A pesquisa de Lílian Rebellato, que realizou seus estudos no sítio Ratara, município de Iranduba (a 23 quilômetros de Manaus), afirmou que seu trabalho tenta compreender as mudanças sociais que influenciaram no padrão de vida dos moradores da aldeia. “Esta pesquisa junta peças para tentar detalhar cronologicamente a pré-história dos povos amazônicos. Identificamos que os habitantes da área estudada correspondem à fase paredão”, salientou.
Os arqueólogos definem as fases da cerâmica na Amazônia Central a partir das formas e das cores dos artefatos encontrados. Açutuba (ano 300 a.C a 360 d.C ), Manacapuru (ano 500 d.C a 360 d.C ), Paredão (ano 700 d.C a 1.200 d.C ) e Guarita (ano 1.900 d.C a 1600 d.C ) são as fases da cerâmica da Amazônia Central.
No primeiro de dia de evento, mestrandos e mestres apresentaram suas pesquisas para arqueólogos, físicos, cientistas sociais e agrônomos, no auditório Caiaué, da Embrapa, localizado no KM 25 da rodovia AM-010, que liga Manaus a Itacoatiara. Hoje, os organizadores propuseram aos participantes uma excursão aos experimentos com terra preta e visita aos laboratórios da Embrapa Amazônia Ocidental.
O que é terra preta?
“A terra preta é um concentrador e conservador de resíduos orgânicos e, por conseqüência, um indicador de artefatos arqueológicos como cerâmica, fósseis e carapaça de quelônios. Este tipo de solo torna-se por esta, dentre outras razões, rico para o desenvolvimento de atividades agrícolas”, destacou o especialista em solos, agrônomo Hedinaldo Lima.

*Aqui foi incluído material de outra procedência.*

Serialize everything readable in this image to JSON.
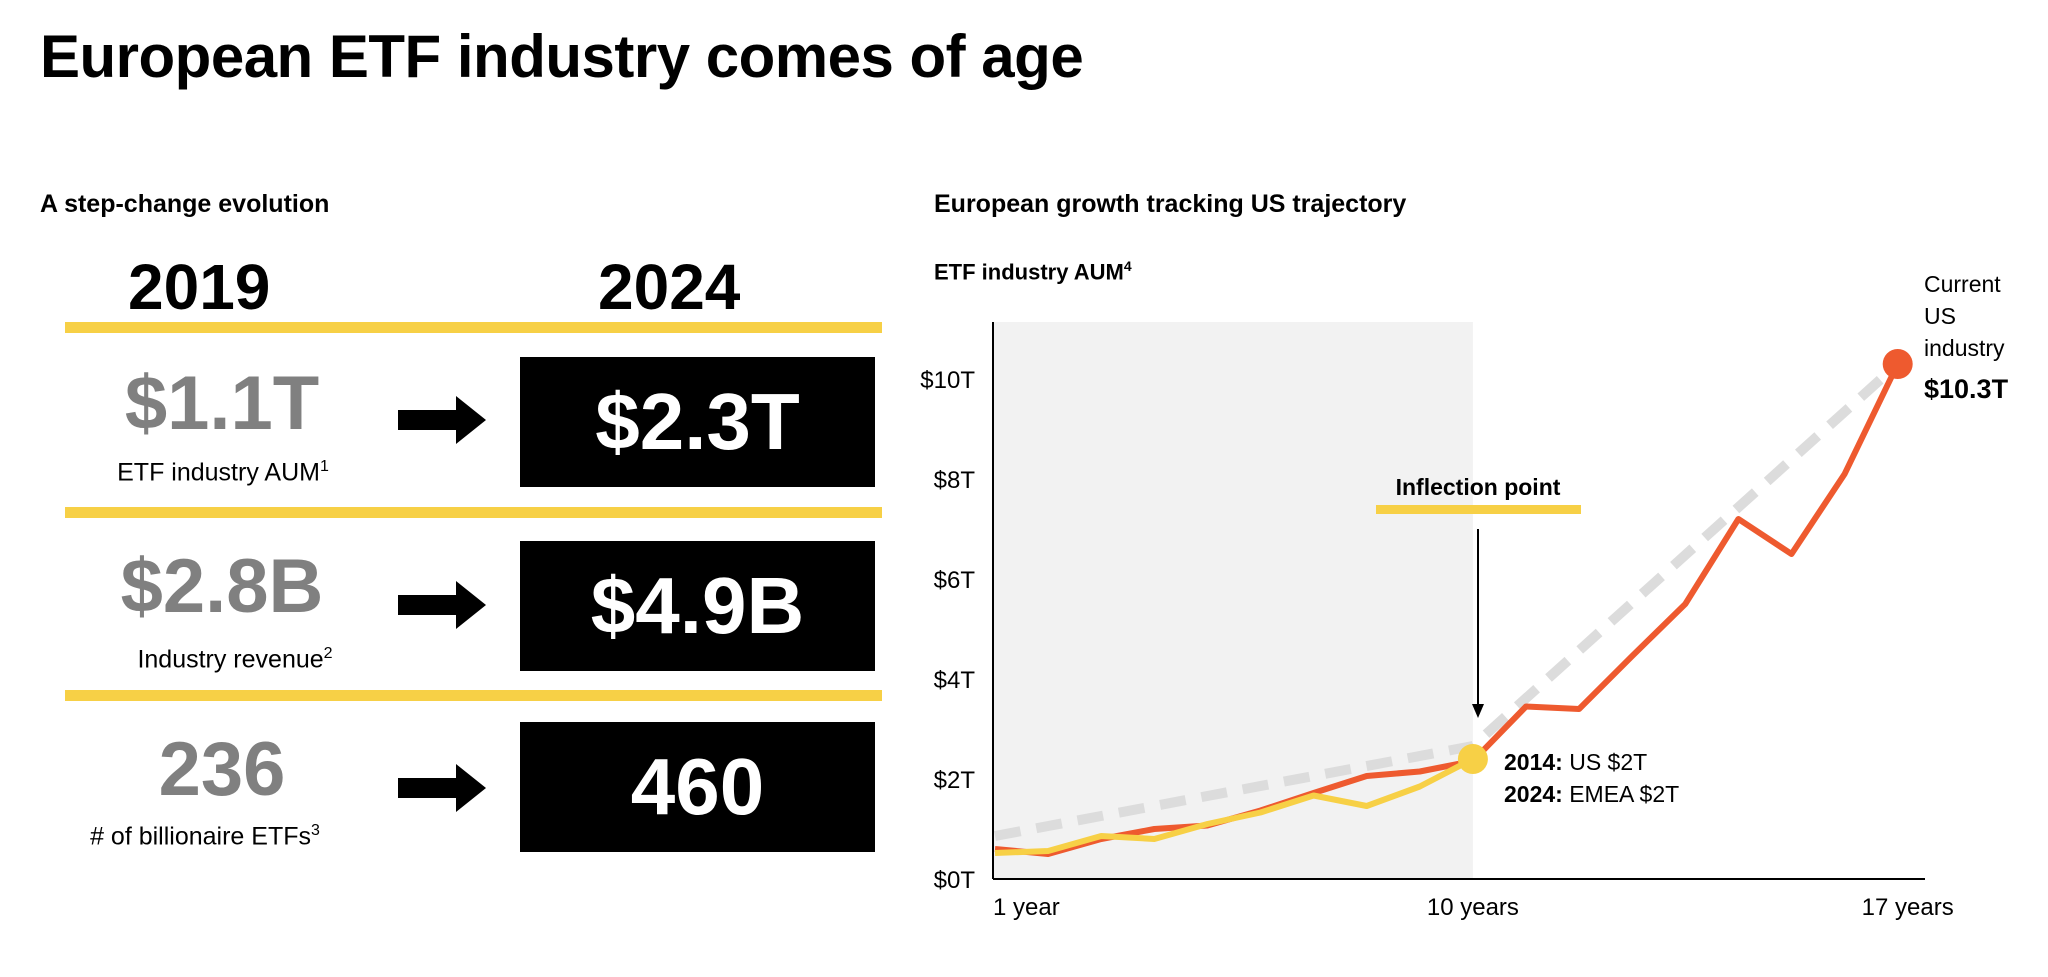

O pesquisador da Embrapa e agrônomo Gilvan Coimbra comentou sobre os materiais orgânicos indicadores da existência de terra preta com fósforo e cálcio. “A necessidade de definir limites sobre o teor de concentrador desses materiais para podermos afirmar se estamos ou não falando de terra preta”, explicou.
Em seu estudo, realizado em Santa Rita da Valéria, município de Parintins, Gilvan Coimbra, que recebe fomento da Fundação de Amparo à Pesquisa do Estado do Amazonas (Fapeam), identificou locais em que a baixa concentração desses materiais torna arriscado caracterizar certos tipos de solo como terra preta de índio.
O aluno de mestrado em botânica do Inpa, André Junqueira, que estuda a mata de “capoeira”, espécie de vegetação secundária que surgiu após alguma atividade de exploração, relatou durante o evento que algumas espécies vegetais são indicadoras da presença de terra preta. “Caiué, Tucumã e outras palmeiras apontam a existência deste tipo de solo. As matas de capoeiras mais antigas, que surgiram em torno 30 anos, podem ser vistas na área do Madeira”, explicou.